В рамках этой новой "английской" реальности и происходит, собственно, объективация объекта: возникает то понимание объекта, объективности, объективной реальности, субъект-объектного отношения, которыми мы пользуемся сегодня как устоявшимися философскими категориями, хотя остаточные, идущие к Фоме и Оккаму, к Гоббсу "родимые пятна" объективности дают иногда неожиданные и далеко не всегда положительные эффекты, из которых, пожалуй, наиболее распространенным является смешение исторического, где все имеет отметки пространства и времени, не позволяя скитаться по временам и народам, с объективным, где все лишено отметок пространства и времени, имеет равную силу для всех времен и народов. Смешение исторического и объективного уничтожает границу между возможным и невозможным в конкретных исторических условиях, давая полный простор догадничеству. С точки зрения объективности, например, ничто не мешает Пушкину писать авторучкой, Ноздреву - гонять на мотоцикле, но история все-таки мешает: не позволяет Платону томиться у телевизора и Архимеду кричать: "Шайбу!"

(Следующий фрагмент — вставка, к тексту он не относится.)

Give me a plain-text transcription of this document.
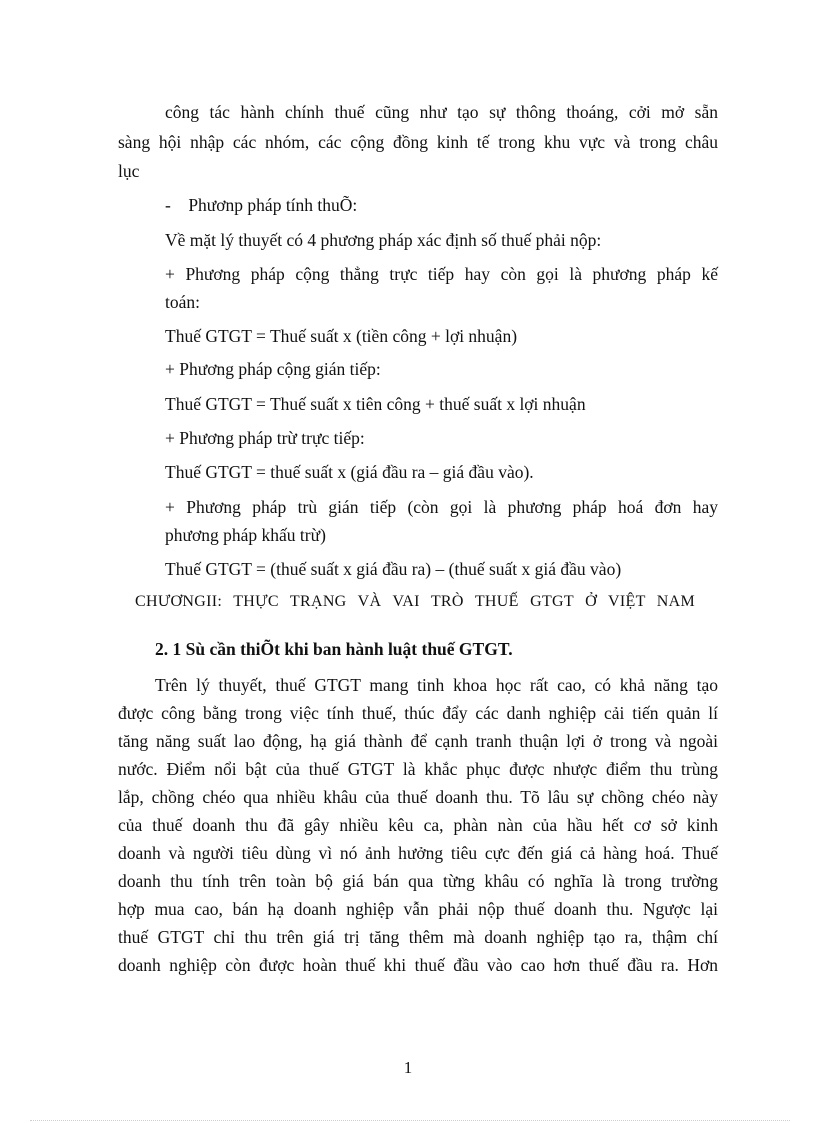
công tác hành chính thuế cũng như tạo sự thông thoáng, cởi mở sẵn
sàng hội nhập các nhóm, các cộng đồng kinh tế trong khu vực và trong châu
lục
-    Phươnp pháp tính thuÕ:
Về mặt lý thuyết có 4 phương pháp xác định số thuế phải nộp:
+ Phương pháp cộng thẳng trực tiếp hay còn gọi là phương pháp kế
toán:
Thuế GTGT = Thuế suất x (tiền công + lợi nhuận)
+ Phương pháp cộng gián tiếp:
Thuế GTGT = Thuế suất x tiên công + thuế suất x lợi nhuận
+ Phương pháp trừ trực tiếp:
Thuế GTGT = thuế suất x (giá đầu ra – giá đầu vào).
+ Phương pháp trù gián tiếp (còn gọi là phương pháp hoá đơn hay
phương pháp khấu trừ)
Thuế GTGT = (thuế suất x giá đầu ra) – (thuế suất x giá đầu vào)
CHƯƠNGII: THỰC TRẠNG VÀ VAI TRÒ THUẾ GTGT Ở VIỆT NAM
2. 1 Sù cần thiÕt khi ban hành luật thuế GTGT.
Trên lý thuyết, thuế GTGT mang tinh khoa học rất cao, có khả năng tạo
được công bằng trong việc tính thuế, thúc đẩy các danh nghiệp cải tiến quản lí
tăng năng suất lao động, hạ giá thành để cạnh tranh thuận lợi ở trong và ngoài
nước. Điểm nổi bật của thuế GTGT là khắc phục được nhược điểm thu trùng
lắp, chồng chéo qua nhiều khâu của thuế doanh thu. Tõ lâu sự chồng chéo này
của thuế doanh thu đã gây nhiều kêu ca, phàn nàn của hầu hết cơ sở kinh
doanh và người tiêu dùng vì nó ảnh hưởng tiêu cực đến giá cả hàng hoá. Thuế
doanh thu tính trên toàn bộ giá bán qua từng khâu có nghĩa là trong trường
hợp mua cao, bán hạ doanh nghiệp vẫn phải nộp thuế doanh thu. Ngược lại
thuế GTGT chỉ thu trên giá trị tăng thêm mà doanh nghiệp tạo ra, thậm chí
doanh nghiệp còn được hoàn thuế khi thuế đầu vào cao hơn thuế đầu ra. Hơn
1
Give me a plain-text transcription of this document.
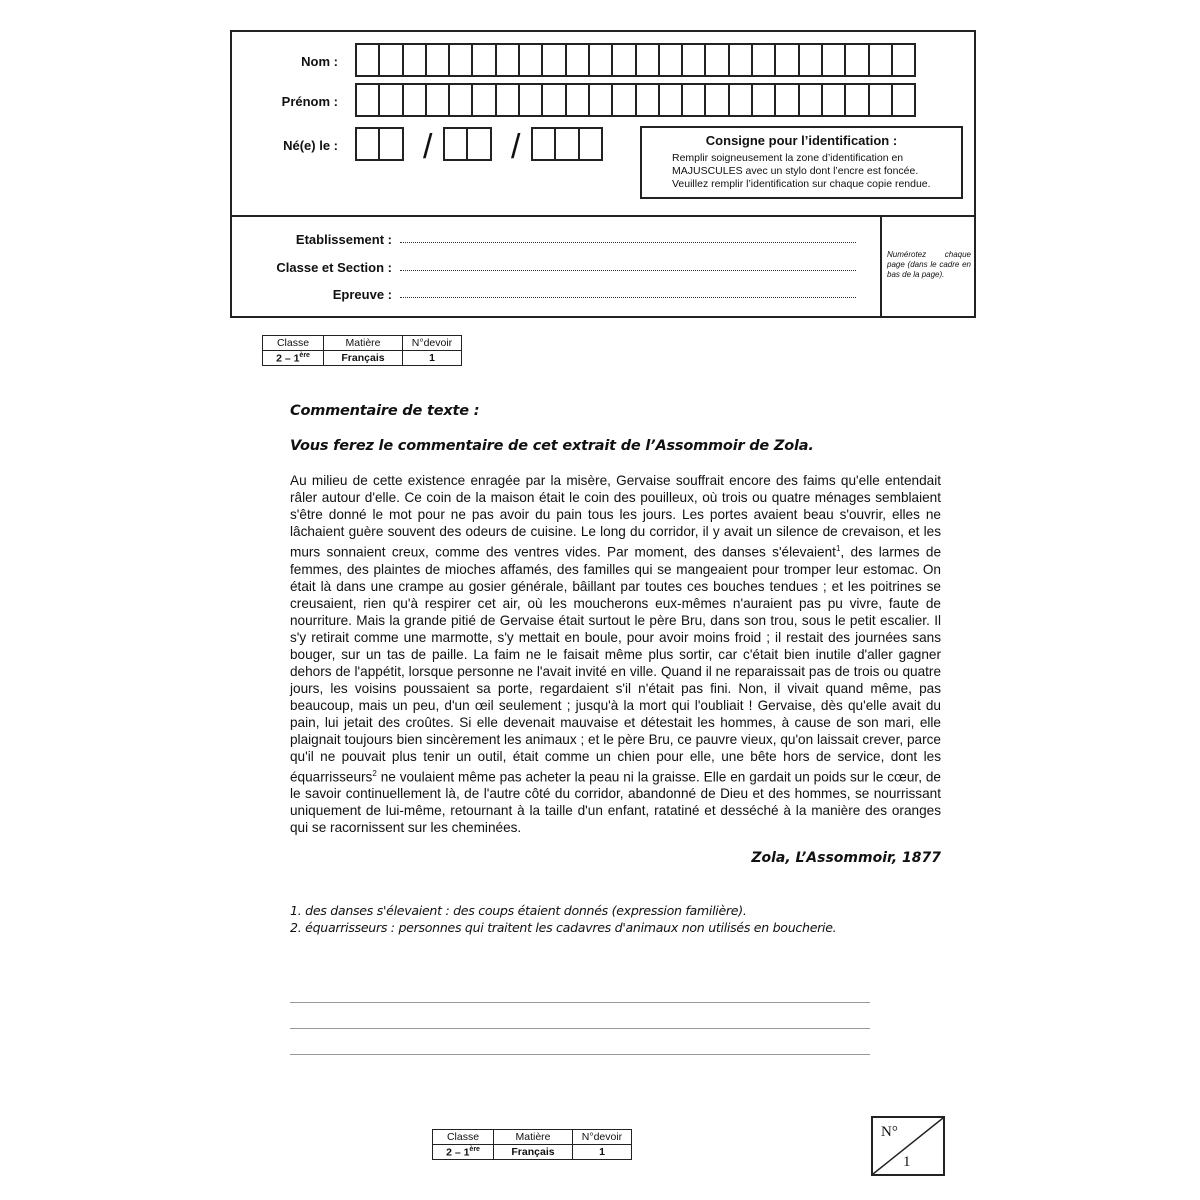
Nom :
Prénom :
Né(e) le :	/ /	Consigne pour l’identification :
Remplir soigneusement la zone d’identification en
MAJUSCULES avec un stylo dont l’encre est foncée.
Veuillez remplir l’identification sur chaque copie rendue.
Etablissement :
Classe et Section :
Epreuve :
Numérotez chaque page (dans le cadre en bas de la page).
Classe	Matière	N°devoir
2 – 1ère	Français	1
Commentaire de texte :
Vous ferez le commentaire de cet extrait de l’Assommoir de Zola.
Au milieu de cette existence enragée par la misère, Gervaise souffrait encore des faims qu'elle entendait râler autour d'elle. Ce coin de la maison était le coin des pouilleux, où trois ou quatre ménages semblaient s'être donné le mot pour ne pas avoir du pain tous les jours. Les portes avaient beau s'ouvrir, elles ne lâchaient guère souvent des odeurs de cuisine. Le long du corridor, il y avait un silence de crevaison, et les murs sonnaient creux, comme des ventres vides. Par moment, des danses s'élevaient$^1$, des larmes de femmes, des plaintes de mioches affamés, des familles qui se mangeaient pour tromper leur estomac. On était là dans une crampe au gosier générale, bâillant par toutes ces bouches tendues ; et les poitrines se creusaient, rien qu'à respirer cet air, où les moucherons eux-mêmes n'auraient pas pu vivre, faute de nourriture. Mais la grande pitié de Gervaise était surtout le père Bru, dans son trou, sous le petit escalier. Il s'y retirait comme une marmotte, s'y mettait en boule, pour avoir moins froid ; il restait des journées sans bouger, sur un tas de paille. La faim ne le faisait même plus sortir, car c'était bien inutile d'aller gagner dehors de l'appétit, lorsque personne ne l'avait invité en ville. Quand il ne reparaissait pas de trois ou quatre jours, les voisins poussaient sa porte, regardaient s'il n'était pas fini. Non, il vivait quand même, pas beaucoup, mais un peu, d'un œil seulement ; jusqu'à la mort qui l'oubliait ! Gervaise, dès qu'elle avait du pain, lui jetait des croûtes. Si elle devenait mauvaise et détestait les hommes, à cause de son mari, elle plaignait toujours bien sincèrement les animaux ; et le père Bru, ce pauvre vieux, qu'on laissait crever, parce qu'il ne pouvait plus tenir un outil, était comme un chien pour elle, une bête hors de service, dont les équarrisseurs$^2$ ne voulaient même pas acheter la peau ni la graisse. Elle en gardait un poids sur le cœur, de le savoir continuellement là, de l'autre côté du corridor, abandonné de Dieu et des hommes, se nourrissant uniquement de lui-même, retournant à la taille d'un enfant, ratatiné et desséché à la manière des oranges qui se racornissent sur les cheminées.
Zola, L’Assommoir, 1877
1. des danses s'élevaient : des coups étaient donnés (expression familière).
2. équarrisseurs : personnes qui traitent les cadavres d'animaux non utilisés en boucherie.
Classe	Matière	N°devoir
2 – 1ère	Français	1
N°
1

Итак, наш третий пример участия языка в формировании предмета философии при всей его гипотетичности, что мы охотно признаем - исследований здесь почти нет, может все же уточнить выводы первых двух примеров в том смысле, что на состав и структуру предмета философии, на ее категориальный аппарат влияют отдельные стороны, структуры, модели не языка вообще, а языка конкретного, с присущей ему спецификой, если, конечно, сложившийся комплекс условий и обстоятельств делает это влияние возможным.
4. ЯЗЫК И МИРОВОЗЗРЕНИЕ
Одна из примечательных особенностей рабочей ретроспекции в отличие от догадничества, которое попросту переносит понятия и концепты современности в исторические дали, состоит в том, что любое новое, будь то открытие в физике или новая формулировка в философии, в любой другой дисциплине, вызывает своеобразную цепную реакцию поисков подобия в прошлом данной дисциплины, пересмотр прошлого ради связи нового с наличным и перевода нового в наличное. Поиск начинает обычно сам автор нового, которому правила научной дисциплины предписывают то или иное число опор на предшественников (квоты цитирования) как норму дисциплинарного взаимопонимания, и если процесс не переходит в крайности по печально известной триаде освоения нового: открытие ложно - если истинно, то не ново - если истинно и ново, то второстепенно, сам этот поиск оказывается весьма полезным, выделяя в наличном и известном те грани и нюансы, о которых автор мог и не подозревать.
Этот процесс смещения и движения ретроспективы как средства преемственной связи с прошлым и использования наличного массива знания для движения к новому заметен и на более высоком уровне, когда проблемы приходят, так сказать, извне, приходят явочным порядком, и попытки разобраться в них ведут к серьезным сдвигам в предмете и общей ориентации поисков нового. Нам кажется, что один из радикальнейших сдвигов этого рода наблюдается сегодня в истории вообще, и в истории мысли в особенности. Смысл и острота исходной "инициирующей" проблемы понятны: мы живем в мире научно-технической революции, но сама эта революция, к сожалению, носит локальный характер. 90% науки делается сегодня в 14 странах, 99% - в 40, а дальше начинается то, что иногда называют странами "научной пустыни" - более сотни стран с населением свыше 70% мирового, которые сообща дают 1% мирового научного продукта.